MEDIEN

(94 KB)   Innenansicht des Dampfkraftwerkes Kirchlengern, 1937 / Paderborn, E.on WESTFALEN WESER   Innenansicht des Dampfkraftwerkes Kirchlengern, 1937 / Paderborn, E.on WESTFALEN WESER
TITELInnenansicht des Dampfkraftwerkes Kirchlengern, 1937
DATIERUNG1937


INFORMATIONLinks im Bild, hinter der Mauer, befindet sich der große Kessel für die Verbrennung der Kohle. Die beiden großen Maschinenblöcke im Bildvordergrund sind die Außenkanten von zwei Wanderrosten, die in den Kessel hineinlaufen. An den hier sichtbaren Stellen wurde die Kohle eingefüllt. Von 1910 bis in die späten 20er Jahre hinein geschah dies per Hand mit der Kohleschaufel. Deswegen war in der Frühzeit von Dampfkraftwerken die Muskelkraft und Ausdauer der Heizer ein wichtiges Kriterium für die Menge der erzeugten Energie. Später gab es eine mechanische Bekohlungsanlage, die ebenfalls - im Mittelgrund des Bildes über dem Arbeiter - zu erkennen ist.
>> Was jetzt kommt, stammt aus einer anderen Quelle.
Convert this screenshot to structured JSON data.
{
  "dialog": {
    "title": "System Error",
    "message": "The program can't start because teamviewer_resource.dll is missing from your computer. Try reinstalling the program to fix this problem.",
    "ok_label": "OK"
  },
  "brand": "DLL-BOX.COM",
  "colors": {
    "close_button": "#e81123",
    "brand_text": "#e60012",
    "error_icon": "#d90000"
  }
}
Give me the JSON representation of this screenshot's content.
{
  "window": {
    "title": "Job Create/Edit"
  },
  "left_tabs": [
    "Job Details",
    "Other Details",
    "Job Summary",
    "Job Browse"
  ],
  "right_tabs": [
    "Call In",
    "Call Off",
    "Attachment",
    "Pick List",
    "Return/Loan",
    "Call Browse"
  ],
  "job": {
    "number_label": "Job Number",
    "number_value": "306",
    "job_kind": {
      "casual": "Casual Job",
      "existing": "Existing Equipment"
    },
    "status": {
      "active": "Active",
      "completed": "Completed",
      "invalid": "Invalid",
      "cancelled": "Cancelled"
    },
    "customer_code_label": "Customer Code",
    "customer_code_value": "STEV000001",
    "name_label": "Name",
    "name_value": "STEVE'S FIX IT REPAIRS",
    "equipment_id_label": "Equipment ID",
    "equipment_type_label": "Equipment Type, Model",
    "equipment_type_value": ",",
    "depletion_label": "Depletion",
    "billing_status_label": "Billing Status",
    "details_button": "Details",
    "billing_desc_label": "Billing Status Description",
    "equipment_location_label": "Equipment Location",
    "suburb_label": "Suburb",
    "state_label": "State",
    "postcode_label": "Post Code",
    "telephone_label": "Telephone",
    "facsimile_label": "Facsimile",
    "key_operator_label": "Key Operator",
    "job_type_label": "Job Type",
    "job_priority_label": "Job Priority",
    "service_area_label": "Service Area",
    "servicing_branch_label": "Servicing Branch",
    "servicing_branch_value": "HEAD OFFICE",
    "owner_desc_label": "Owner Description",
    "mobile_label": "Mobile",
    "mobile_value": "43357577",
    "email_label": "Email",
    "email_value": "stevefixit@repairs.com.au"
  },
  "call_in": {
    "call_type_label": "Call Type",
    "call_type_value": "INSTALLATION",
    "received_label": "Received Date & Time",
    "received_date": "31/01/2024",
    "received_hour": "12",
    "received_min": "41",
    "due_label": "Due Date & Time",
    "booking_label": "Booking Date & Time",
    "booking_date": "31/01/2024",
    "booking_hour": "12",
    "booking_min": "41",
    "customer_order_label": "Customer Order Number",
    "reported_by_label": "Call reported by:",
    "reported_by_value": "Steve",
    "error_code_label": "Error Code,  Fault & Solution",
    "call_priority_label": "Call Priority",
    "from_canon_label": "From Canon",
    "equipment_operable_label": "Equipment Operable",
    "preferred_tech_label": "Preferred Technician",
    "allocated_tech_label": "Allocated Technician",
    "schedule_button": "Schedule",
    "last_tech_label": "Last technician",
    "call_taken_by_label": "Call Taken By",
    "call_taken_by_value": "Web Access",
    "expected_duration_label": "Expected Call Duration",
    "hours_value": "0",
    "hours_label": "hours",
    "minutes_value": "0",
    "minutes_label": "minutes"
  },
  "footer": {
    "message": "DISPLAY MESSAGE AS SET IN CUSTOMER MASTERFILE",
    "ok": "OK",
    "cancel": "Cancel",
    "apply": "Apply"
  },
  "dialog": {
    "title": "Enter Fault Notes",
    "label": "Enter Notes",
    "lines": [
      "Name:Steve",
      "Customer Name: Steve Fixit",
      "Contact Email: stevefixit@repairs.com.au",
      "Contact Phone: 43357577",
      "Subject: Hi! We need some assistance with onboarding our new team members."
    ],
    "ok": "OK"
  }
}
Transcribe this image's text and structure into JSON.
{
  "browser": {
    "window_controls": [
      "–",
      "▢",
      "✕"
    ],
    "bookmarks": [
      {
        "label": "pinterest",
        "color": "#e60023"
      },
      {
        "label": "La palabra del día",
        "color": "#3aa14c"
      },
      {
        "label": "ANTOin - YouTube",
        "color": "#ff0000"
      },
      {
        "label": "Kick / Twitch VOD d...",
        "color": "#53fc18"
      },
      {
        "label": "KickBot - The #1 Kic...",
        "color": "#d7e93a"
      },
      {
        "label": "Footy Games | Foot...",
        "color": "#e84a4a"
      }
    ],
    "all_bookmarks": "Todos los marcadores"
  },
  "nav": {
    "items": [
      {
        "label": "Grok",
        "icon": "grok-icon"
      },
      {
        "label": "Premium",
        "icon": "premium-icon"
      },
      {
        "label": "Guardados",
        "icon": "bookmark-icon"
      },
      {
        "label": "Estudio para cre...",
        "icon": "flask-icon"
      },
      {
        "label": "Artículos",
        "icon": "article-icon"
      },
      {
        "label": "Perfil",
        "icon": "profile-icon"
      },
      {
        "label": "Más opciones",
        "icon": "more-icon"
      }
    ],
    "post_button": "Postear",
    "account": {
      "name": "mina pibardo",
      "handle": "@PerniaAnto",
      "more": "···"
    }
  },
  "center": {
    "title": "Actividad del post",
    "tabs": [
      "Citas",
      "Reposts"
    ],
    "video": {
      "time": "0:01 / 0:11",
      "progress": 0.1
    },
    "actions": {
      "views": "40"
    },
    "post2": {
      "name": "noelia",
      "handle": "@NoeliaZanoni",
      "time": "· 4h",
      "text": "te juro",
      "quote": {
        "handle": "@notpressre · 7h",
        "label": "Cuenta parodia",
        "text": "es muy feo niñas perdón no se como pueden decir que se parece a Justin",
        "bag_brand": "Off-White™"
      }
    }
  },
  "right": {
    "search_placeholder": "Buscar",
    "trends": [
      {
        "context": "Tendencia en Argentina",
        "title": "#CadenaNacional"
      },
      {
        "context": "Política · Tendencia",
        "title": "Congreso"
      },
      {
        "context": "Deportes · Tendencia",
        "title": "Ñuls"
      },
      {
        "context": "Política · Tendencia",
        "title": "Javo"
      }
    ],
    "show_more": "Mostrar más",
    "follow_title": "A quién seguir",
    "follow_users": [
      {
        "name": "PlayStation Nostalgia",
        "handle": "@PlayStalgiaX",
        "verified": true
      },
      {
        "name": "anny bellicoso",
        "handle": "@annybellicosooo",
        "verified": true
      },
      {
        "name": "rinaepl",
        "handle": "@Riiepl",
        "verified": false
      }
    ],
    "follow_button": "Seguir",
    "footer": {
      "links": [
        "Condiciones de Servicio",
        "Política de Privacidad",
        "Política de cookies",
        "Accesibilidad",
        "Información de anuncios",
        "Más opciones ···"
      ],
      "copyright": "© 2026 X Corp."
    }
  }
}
Das Schwarzweißfoto vermittelt einen guten Eindruck von der Dunkelheit und der Arbeitsatmosphäre in einem Dampfkraftwerk im ersten Drittel des Jahrhunderts. "Strom braucht Kohle"; dieser damals sehr geläufige Satz macht deutlich, daß die Erzeugung der elektrischen Energie, die uns heute so sauber vorkommt, in der Frühzeit mit sehr viel harter körperlicher Arbeit und mit sehr viel Schmutz verbunden war.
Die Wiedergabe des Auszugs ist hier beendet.